Man sei bereits in Gesprächen mit Fachbehörden der Region und vor allem mit den Landwirten und der Jägerschaft. „Wir arbeiten nicht gegen die Landwirtschaft, sie ist unser Partner“, betont Borchert. Ein wichtiger Aspekt, denn die Art und Weise der Landwirtschaft zu DDR-Zeiten war wohl auch ein Grund, warum die Großtrappe Stück für Stück im Zerbster Land ausgerottet wurde.
Gerade das Gebiet Osterwesten, das dem Land Sachsen-Anhalt gehört, ist an einen Landwirt verpachtet. „Hier haben wir schon eine Einigung gefunden. Das Land wird trappengerecht von ihm bewirtschaftet werden. Da das weniger Ertrag für ihn bringt, kommt das Umweltministerium ihm entgegen. Der Pachtvertrag bleibt erhalten, aber es muss keine Pacht gezahlt werden. Zudem gibt es eine Flächenprämie“, erklärt Borchert die ersten Erfolge in der Vorbereitung für das große Projekt.

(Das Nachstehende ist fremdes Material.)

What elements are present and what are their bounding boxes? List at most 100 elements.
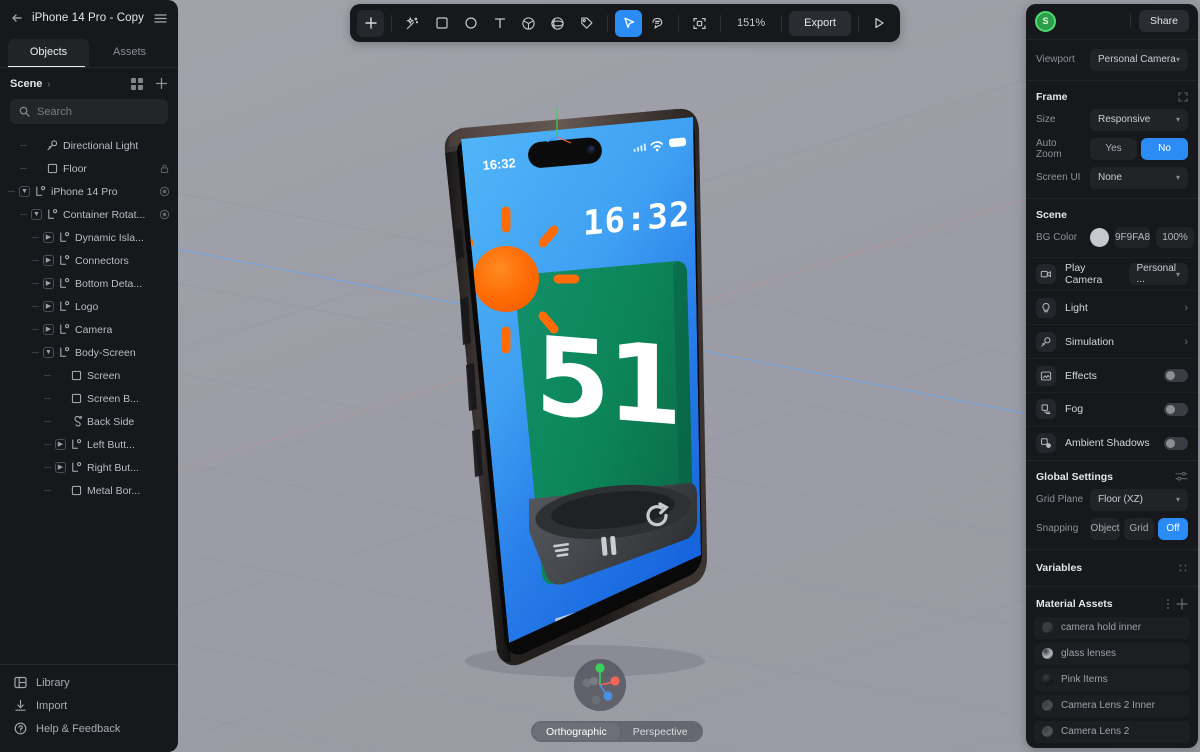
chevron-right-icon[interactable]: ▶ xyxy=(55,462,66,473)
chevron-down-icon[interactable]: ▼ xyxy=(43,347,54,358)
circle-icon[interactable] xyxy=(457,10,484,37)
cube-icon[interactable] xyxy=(515,10,542,37)
hamburger-menu-icon[interactable] xyxy=(153,11,168,26)
tree-item-directional-light[interactable]: Directional Light xyxy=(0,134,178,157)
view-axis-gizmo[interactable] xyxy=(574,659,626,711)
sliders-icon[interactable] xyxy=(1175,471,1188,482)
magic-wand-icon[interactable] xyxy=(399,10,426,37)
effects-toggle[interactable] xyxy=(1164,369,1188,383)
tree-item-body-screen[interactable]: ▼ Body-Screen xyxy=(0,341,178,364)
material-asset-row[interactable]: glass lenses xyxy=(1034,642,1190,665)
chevron-down-icon[interactable]: ▼ xyxy=(31,209,42,220)
cursor-icon[interactable] xyxy=(615,9,642,37)
zoom-level-label[interactable]: 151% xyxy=(728,17,774,29)
share-button[interactable]: Share xyxy=(1138,10,1189,33)
material-assets-list[interactable]: camera hold inner glass lenses Pink Items C… xyxy=(1026,616,1198,748)
snapping-off-button[interactable]: Off xyxy=(1158,517,1188,540)
ambient-shadows-toggle[interactable] xyxy=(1164,436,1188,450)
size-select[interactable]: Responsive ▾ xyxy=(1090,108,1188,131)
tree-item-dynamic-isla[interactable]: ▶ Dynamic Isla... xyxy=(0,226,178,249)
projection-perspective-button[interactable]: Perspective xyxy=(620,723,701,740)
auto-zoom-yes-button[interactable]: Yes xyxy=(1090,137,1137,160)
material-tag-icon[interactable] xyxy=(573,10,600,37)
lock-icon[interactable] xyxy=(159,163,170,174)
tree-item-container-rotat[interactable]: ▼ Container Rotat... xyxy=(0,203,178,226)
tree-item-screen-b[interactable]: Screen B... xyxy=(0,387,178,410)
more-vertical-icon[interactable] xyxy=(1166,598,1170,610)
light-label: Light xyxy=(1065,301,1088,314)
play-camera-select[interactable]: Personal ... ▾ xyxy=(1128,263,1188,286)
visibility-icon[interactable] xyxy=(159,186,170,197)
scene-title: Scene xyxy=(1036,208,1067,221)
tree-item-bottom-deta[interactable]: ▶ Bottom Deta... xyxy=(0,272,178,295)
footer-item-help[interactable]: Help & Feedback xyxy=(0,717,178,740)
chevron-right-icon[interactable]: ▶ xyxy=(43,255,54,266)
viewport-select[interactable]: Personal Camera ▾ xyxy=(1090,48,1188,71)
chevron-right-icon[interactable]: ▶ xyxy=(43,301,54,312)
material-asset-label: Camera Lens 2 xyxy=(1061,726,1130,738)
material-asset-row[interactable]: Camera Lens 2 xyxy=(1034,720,1190,743)
grid-plane-select[interactable]: Floor (XZ) ▾ xyxy=(1090,488,1188,511)
projection-orthographic-button[interactable]: Orthographic xyxy=(533,723,620,740)
play-icon[interactable] xyxy=(866,10,893,37)
search-input[interactable]: Search xyxy=(10,99,168,124)
tree-item-connectors[interactable]: ▶ Connectors xyxy=(0,249,178,272)
bg-color-swatch[interactable] xyxy=(1090,227,1109,247)
square-icon[interactable] xyxy=(428,10,455,37)
object-tree[interactable]: Directional Light Floor ▼ iPhone 14 Pro ▼ Con… xyxy=(0,132,178,654)
visibility-icon[interactable] xyxy=(159,209,170,220)
tree-item-left-butt[interactable]: ▶ Left Butt... xyxy=(0,433,178,456)
tab-objects[interactable]: Objects xyxy=(8,39,89,67)
footer-item-library[interactable]: Library xyxy=(0,671,178,694)
chevron-right-icon[interactable]: ▶ xyxy=(43,278,54,289)
footer-item-import[interactable]: Import xyxy=(0,694,178,717)
fog-toggle[interactable] xyxy=(1164,402,1188,416)
text-icon[interactable] xyxy=(486,10,513,37)
expand-icon[interactable] xyxy=(1178,92,1188,102)
chevron-right-icon[interactable]: ▶ xyxy=(43,232,54,243)
back-arrow-icon[interactable] xyxy=(10,11,24,25)
tree-connector xyxy=(32,306,39,307)
tree-item-logo[interactable]: ▶ Logo xyxy=(0,295,178,318)
chevron-right-icon[interactable]: ▶ xyxy=(43,324,54,335)
bg-opacity-input[interactable]: 100% xyxy=(1156,226,1195,248)
tree-item-back-side[interactable]: Back Side xyxy=(0,410,178,433)
tree-item-iphone-14-pro[interactable]: ▼ iPhone 14 Pro xyxy=(0,180,178,203)
auto-zoom-no-button[interactable]: No xyxy=(1141,137,1188,160)
tree-item-metal-bor[interactable]: Metal Bor... xyxy=(0,479,178,502)
chevron-down-icon[interactable]: ▼ xyxy=(19,186,30,197)
material-asset-row[interactable]: Pink Items xyxy=(1034,668,1190,691)
export-button[interactable]: Export xyxy=(789,10,851,36)
drag-handle-icon[interactable] xyxy=(1178,563,1188,573)
grid-view-icon[interactable] xyxy=(131,77,143,90)
scene-label[interactable]: Scene xyxy=(10,78,42,90)
scene-row-light[interactable]: Light › xyxy=(1026,290,1198,324)
add-object-plus-icon[interactable] xyxy=(155,77,168,90)
snapping-object-button[interactable]: Object xyxy=(1090,517,1120,540)
tab-assets[interactable]: Assets xyxy=(89,39,170,67)
viewport-canvas[interactable]: 16:32 51 16:32 Orthographic Perspective xyxy=(0,0,1200,752)
scene-row-simulation[interactable]: Simulation › xyxy=(1026,324,1198,358)
bg-color-hex-input[interactable]: 9F9FA8 xyxy=(1115,226,1151,248)
tree-item-camera[interactable]: ▶ Camera xyxy=(0,318,178,341)
tree-item-screen[interactable]: Screen xyxy=(0,364,178,387)
scene-row-effects[interactable]: Effects xyxy=(1026,358,1198,392)
avatar[interactable]: S xyxy=(1035,10,1056,32)
tree-item-floor[interactable]: Floor xyxy=(0,157,178,180)
comment-icon[interactable] xyxy=(644,10,671,37)
scene-row-ambient-shadows[interactable]: Ambient Shadows xyxy=(1026,425,1198,460)
add-button[interactable] xyxy=(357,9,384,37)
sphere-icon[interactable] xyxy=(544,10,571,37)
chevron-right-icon[interactable]: ▶ xyxy=(55,439,66,450)
snapping-grid-button[interactable]: Grid xyxy=(1124,517,1154,540)
scene-row-play-camera[interactable]: Play Camera Personal ... ▾ xyxy=(1026,256,1198,291)
tree-item-right-but[interactable]: ▶ Right But... xyxy=(0,456,178,479)
fit-frame-icon[interactable] xyxy=(686,10,713,37)
add-material-plus-icon[interactable] xyxy=(1176,597,1188,610)
material-asset-row[interactable]: Camera Lens 2 Inner xyxy=(1034,694,1190,717)
material-asset-row[interactable]: camera hold inner xyxy=(1034,616,1190,639)
phone-3d-model[interactable]: 16:32 51 16:32 xyxy=(405,85,735,685)
scene-row-fog[interactable]: Fog xyxy=(1026,391,1198,426)
projection-toggle[interactable]: Orthographic Perspective xyxy=(531,721,703,742)
screen-ui-select[interactable]: None ▾ xyxy=(1090,166,1188,189)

Jäger sollen dazu geholt werden, um rings um das vom Zaun geschützte Gebiet Fallen zu stellen, um vor allem vor Marderhunden und Waschbären zu schützen. „Ohne das geht es nicht“, wissen beide Experten. Vielleicht müssen sogar zu hohe Bäume gefällt werden, um Angriffe von Greifvögeln zu verhindern. Aber das wird man sehen.
Marcus Borchert sieht absolut positiv in die Zukunft: „Die Wiederansiedlung der Großtrappe im Zerbster Land hat sehr hohe Erfolgsaussichten.“ Und hat dabei Umweltministerin Claudia Dalbert (Grüne) an seiner Seite: „Wir werden alles tun, um die Population weiter zu stärken“, sagt sie. Den ersten Schritt für das Gelingen des Projektes hat sie bereits mit getragen: 10 300 Euro für die Planung des Zaunes hat das Land Sachsen-Anhalt in diesem Jahr schon auf den Tisch gelegt. Außerdem wird der Förderverein Großtrappenschutz seit diesem Jahr mit jährlich 60.000 Euro gefördert, dazu kommen Fördergelder für Projekte, die der Verein zu laufen hat.